The patients who received augments in this study had a marked improvement in quality of life and expressed a high degree of satisfaction (Table 2). There are some limitations of the technique we describe. The acetabular shells are not fixed to the augments with screws or cement. Potential micromotion at this interface could lead to debris generation. Further followup will be necessary to ascertain if this has any clinical significance. Furthermore, this technique is more expensive than alternative techniques and cages. Until mid- to long-term data demonstrate its efficacy, the authors cannot state this treatment method will be cost-effective.

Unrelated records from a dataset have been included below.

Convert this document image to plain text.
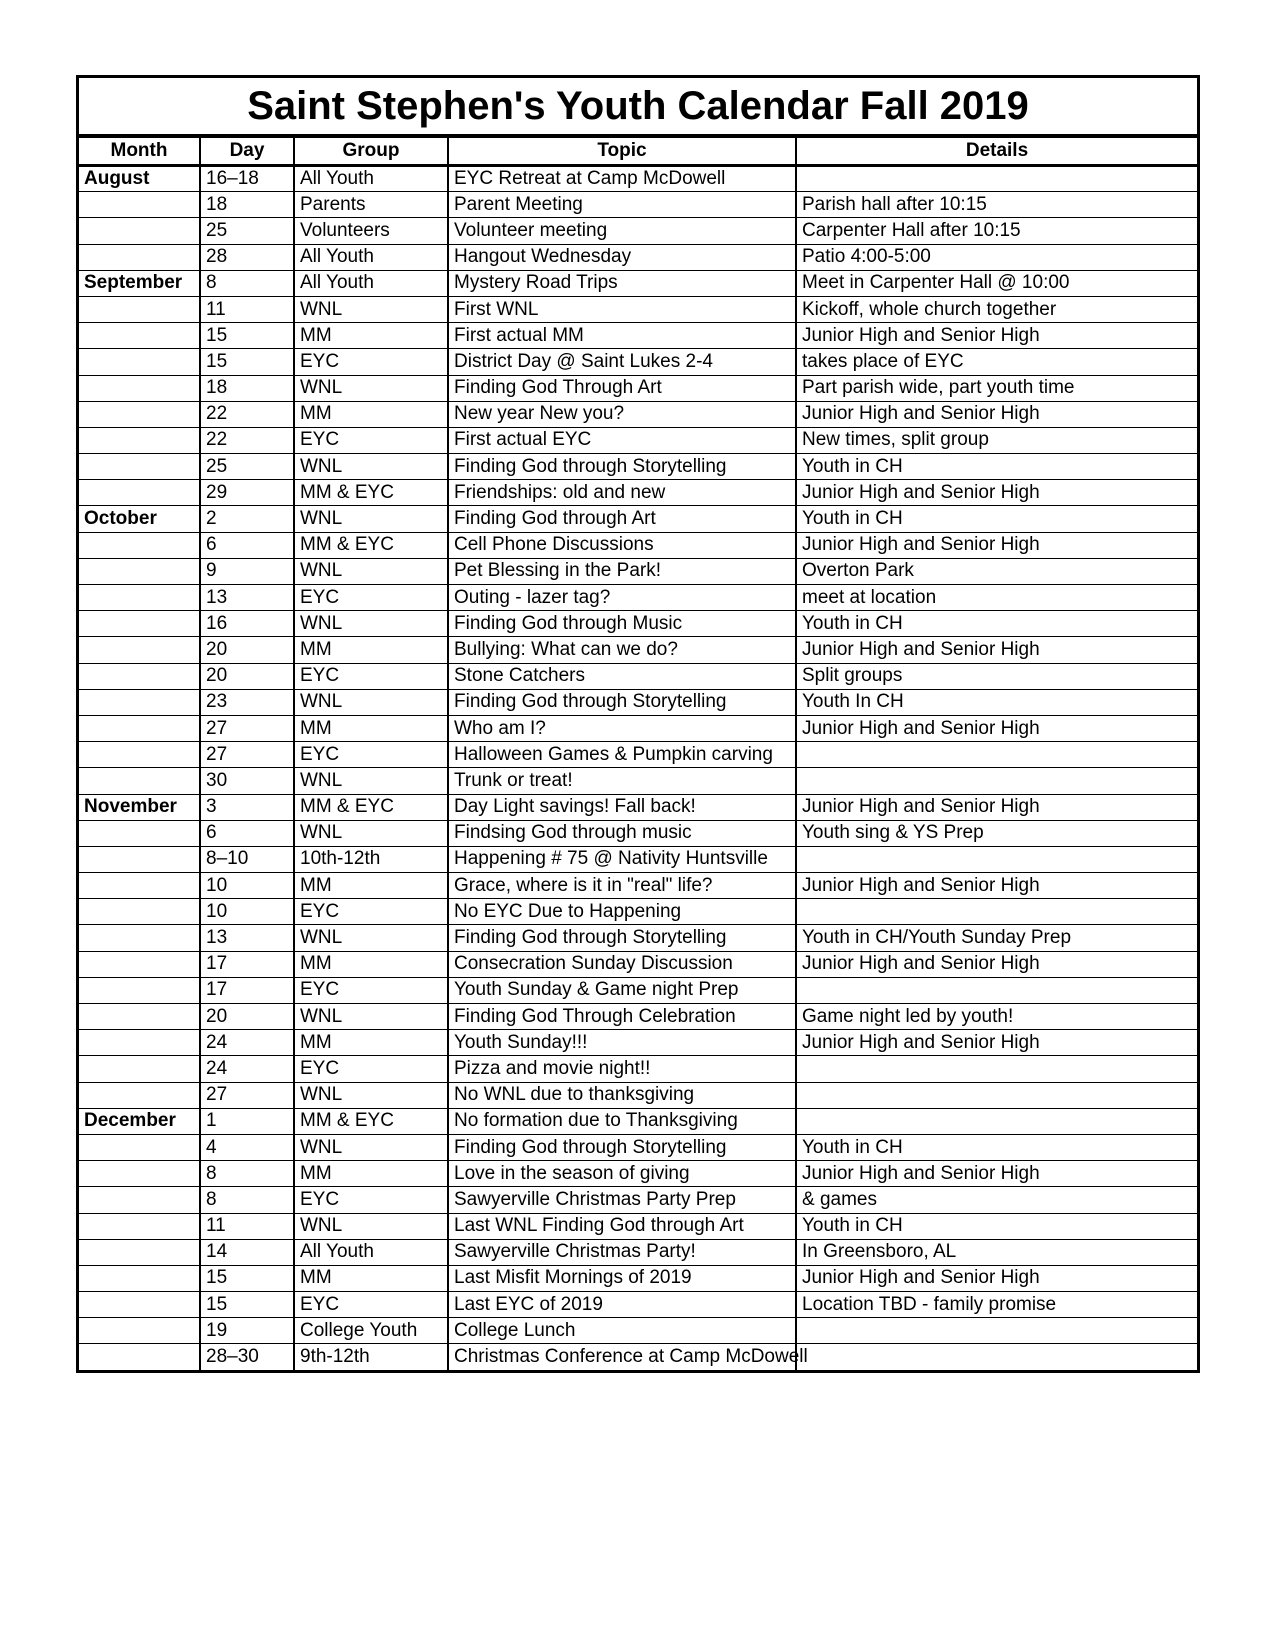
Saint Stephen's Youth Calendar Fall 2019
Month	Day	Group	Topic	Details
August	16–18	All Youth	EYC Retreat at Camp McDowell	
	18	Parents	Parent Meeting	Parish hall after 10:15
	25	Volunteers	Volunteer meeting	Carpenter Hall after 10:15
	28	All Youth	Hangout Wednesday	Patio 4:00-5:00
September	8	All Youth	Mystery Road Trips	Meet in Carpenter Hall @ 10:00
	11	WNL	First WNL	Kickoff, whole church together
	15	MM	First actual MM	Junior High and Senior High
	15	EYC	District Day @ Saint Lukes 2-4	takes place of EYC
	18	WNL	Finding God Through Art	Part parish wide, part youth time
	22	MM	New year New you?	Junior High and Senior High
	22	EYC	First actual EYC	New times, split group
	25	WNL	Finding God through Storytelling	Youth in CH
	29	MM & EYC	Friendships: old and new	Junior High and Senior High
October	2	WNL	Finding God through Art	Youth in CH
	6	MM & EYC	Cell Phone Discussions	Junior High and Senior High
	9	WNL	Pet Blessing in the Park!	Overton Park
	13	EYC	Outing - lazer tag?	meet at location
	16	WNL	Finding God through Music	Youth in CH
	20	MM	Bullying: What can we do?	Junior High and Senior High
	20	EYC	Stone Catchers	Split groups
	23	WNL	Finding God through Storytelling	Youth In CH
	27	MM	Who am I?	Junior High and Senior High
	27	EYC	Halloween Games & Pumpkin carving	
	30	WNL	Trunk or treat!	
November	3	MM & EYC	Day Light savings! Fall back!	Junior High and Senior High
	6	WNL	Findsing God through music	Youth sing & YS Prep
	8–10	10th-12th	Happening # 75 @ Nativity Huntsville	
	10	MM	Grace, where is it in "real" life?	Junior High and Senior High
	10	EYC	No EYC Due to Happening	
	13	WNL	Finding God through Storytelling	Youth in CH/Youth Sunday Prep
	17	MM	Consecration Sunday Discussion	Junior High and Senior High
	17	EYC	Youth Sunday & Game night Prep	
	20	WNL	Finding God Through Celebration	Game night led by youth!
	24	MM	Youth Sunday!!!	Junior High and Senior High
	24	EYC	Pizza and movie night!!	
	27	WNL	No WNL due to thanksgiving	
December	1	MM & EYC	No formation due to Thanksgiving	
	4	WNL	Finding God through Storytelling	Youth in CH
	8	MM	Love in the season of giving	Junior High and Senior High
	8	EYC	Sawyerville Christmas Party Prep	& games
	11	WNL	Last WNL Finding God through Art	Youth in CH
	14	All Youth	Sawyerville Christmas Party!	In Greensboro, AL
	15	MM	Last Misfit Mornings of 2019	Junior High and Senior High
	15	EYC	Last EYC of 2019	Location TBD - family promise
	19	College Youth	College Lunch	
	28–30	9th-12th	Christmas Conference at Camp McDowell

Although at times it is still necessary to use structural allograft and/or a reconstructive cage, our use of those reconstructive options has diminished in recent years. We found encouraging short-term clinical and radiographic outcomes by incorporating these trabecular metal augments and trabecular metal revision shells. By using the acetabular clock, we found almost all patients having augments had defects involving the dome and posterior wall. In almost all cases, this corresponded to at least four hands of the clock. Careful intraoperative evaluation with trial components was essential and suggested all of these cases would be manageable with the trabecular metal augment and hemispheric revision acetabular shell. Given these encouraging results, the combination of trabecular metal augments and revision shells is our treatment of choice for large uncontained defects, mainly Paprosky Type 3A and Type 3B. This technique, in our hands, is relatively straightforward, reliable, and associated with very good clinical and radiographic results at 2 to 5 years followup. We await longer-term followup as well as additional reports from other centers to validate our early outcomes with this new reconstructive regimen.
Footnotes
Each author certifies that he or she has no commercial associations (eg, consultancies, stock ownership, equity interest, patent/licensing arrangements, etc) that might pose a conflict of interest in connection with the submitted article.
Each author certifies that his or her institution has approved the human protocol for this investigation, that all investigations were conducted in conformity with ethical principles of research, and that informed consent for participation in the study was obtained.